Дебют АГ у женщин нередко сопровождается появлением метаболических нарушений, возникающими в период перименопаузы и после ГЭ. Это стало поводом для создания концепций менопаузального МС и постгистерэктомического синдрома.

В целом распространенность МС в России составляет 18—22% среди взрослого населения. В возрастных группах от 20 до 49 лет он чаще выявляется у мужчин, в 50—69 лет распространенность МС практически одинакова у мужчин и женщин, а среди людей >70 лет выше у женщин [30]. Однако немаловажно, что наличие у женщин метаболических нарушений имеет большее значение для развития ССО, чем у мужчин. Так, у женщин с СД риск развития ССО увеличивается в 5 раз, в то время как у мужчин — в 2—3 раза. Риск смерти от ишемической болезни сердца у женщин с СД на 50% выше, чем у мужчин сопоставимой группы [31]. По данным Фрамингемского исследования, гипергликемия натощак ассоциировалась с увеличением риска развития ССЗ у женщин, но не у мужчин [32]. В исследовании EUROASPIRE распространенность МС в зависимости от используемых критериев у женщин колебалась от 56 до 72%, а у мужчин — от 40 до 59%. По данным этого же исследования, распространенность ожирения у женщин выше, а уровни холестерина (ХС) липопротеидов высокой плотности (ЛПВП) — ниже. Кроме того, для женщин более характерно повышение с возрастом уровней ХС липопротеидов низкой плотности (ЛПНП) и липопротеида(а) [33], что даже при нормальных концентрациях ХС ЛПВП приводит к выраженному увеличению индекса атерогенности.

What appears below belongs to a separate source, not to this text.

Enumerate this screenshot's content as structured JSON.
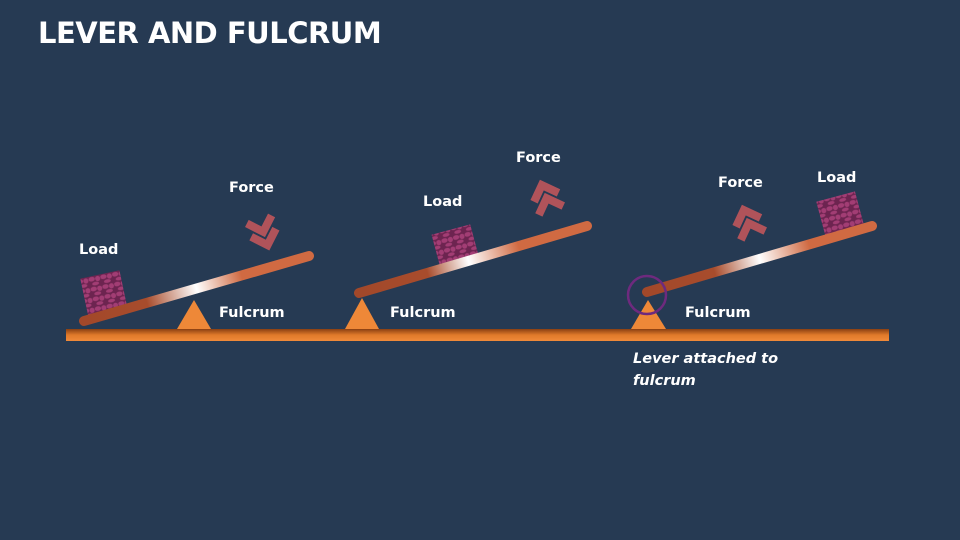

Имеются половые особенности и других ФР. Так, распространенность табакокурения среди женщин значительно ниже. Однако при одинаковой интенсивности курение ухудшает прогноз у женщин в большей степени, чем у мужчин. Аналогично алкоголь оказывает более пагубное влияние на здоровье женщин и риск развития ССО [34]. Это находит отражение в современных руководствах по профилактике ССЗ, в которых рекомендуемая доза алкоголя для женщин в 2 раза меньше, чем для мужчин [35].

Раннему и быстрому развитию поражений органов-мишеней способствуют и особенности сердечно-сосудистой системы (ССС), которые заключаются в меньшем диаметре аорты, меньшей протяженности сосудистого русла, но при этом более высоким уровнем общего периферического сосудистого сопротивления (ОПСС) и жесткости сосудистой стенки, в меньших размерах сердца, но более высокой фракции выброса (ФВ). В сочетании с большей частотой сопутствующих метаболических ФР (ожирения, дислипидемии, инсулинорезистентности) у женщин это приводит к более быстрому развитию поражения органов-мишеней и ССО. Для АГ у женщин характерно формирование в перименопаузе гиперкинетического типа гемодинамики, который в последующем сменяется гипокинетическим типом [36], что проявляется постепенным ростом ОПСС, повышением чувствительности к хлориду натрия и склонностью к отечному синдрому [21]. Известно, что независимо от наличия или отсутствия АГ размер сердца, ИММ ЛЖ и толщина стенок камер сердца у женщин меньше, чем у мужчин [37]. При этом возникновение АГ у женщин чаще приводит к ГЛЖ [38], преимущественно концентрического типа [39], и диастолической дисфункции миокарда [40]. АГ у женщин имеет большее значение для развития СН, чем у мужчин [41]. Имеются данные о том, что давление в ЛЖ и ФВ у женщин намного выше, чем у мужчин [42], в связи с чем у женщин чаще развивается СН с сохраненной ФВ, чему способствуют и высокая распространенность у женщин компонентов МС [43]. У женщин раньше формируется снижение почечного кровотока и скорости клубочковой фильтрации без предшествующей стадии гиперфильтрации, что наблюдается в мужской популяции [44].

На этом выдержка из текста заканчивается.